Le cinéaste, toujours assisté de Mario Puzo au scénario, choisit d'être plus démonstratif, d'adoucir Michael dans la maladie et la vieillesse et de reprendre assez scrupuleusement la structure du premier volet. Le Parrain 3 apparaît d'abord comme une oeuvre référentielle, multipliant les clins d'oeil au passé. Même l'apparition de nouveaux personnages se justifie ainsi, l'amour de Vincent Corleone et sa cousine Mary étant par exemple très directement rapproché de celui de Michael et d'Apollonia. On sent également chez Coppola, la volonté d'achever son oeuvre, comme un opéra, avec cette esthétique classique qui renoue avec des thèmes éternels (le pardon, la rédemption, l'amour impossible, le châtiment).

Le Parrain 3 constitue une oeuvre cohérente, mais en légère rupture de ton avec les autres volets.

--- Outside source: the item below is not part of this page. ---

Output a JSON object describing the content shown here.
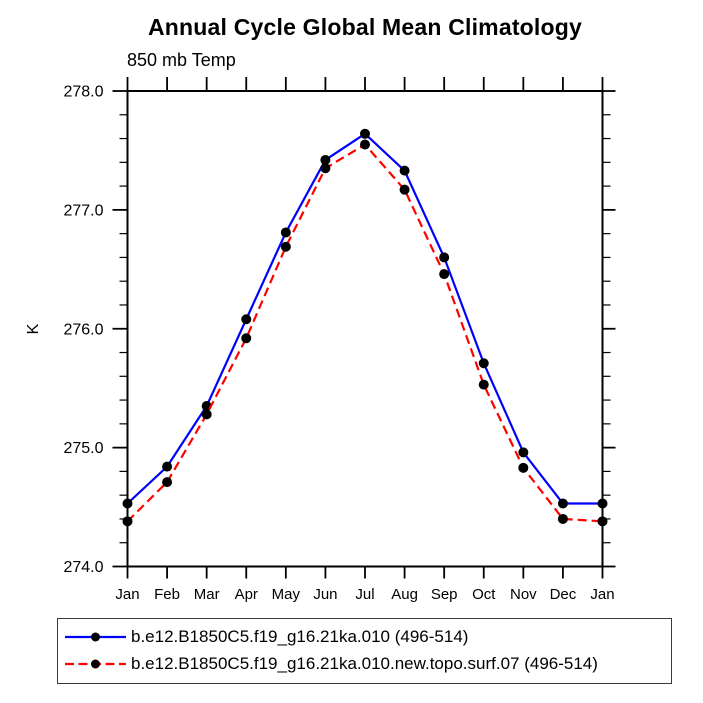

Cela devient le dénouement de la tragédie d'un homme, pleine d'émotions et de sentiments au grand jour alors qu'ils n'étaient que suggérés auparavant. Ce volet vient parachever une trilogie bouleversante, une véritable tragédie où un homme a tenté sans cesse d'échapper à son destin sans jamais y parvenir (comme tous les héros tragiques).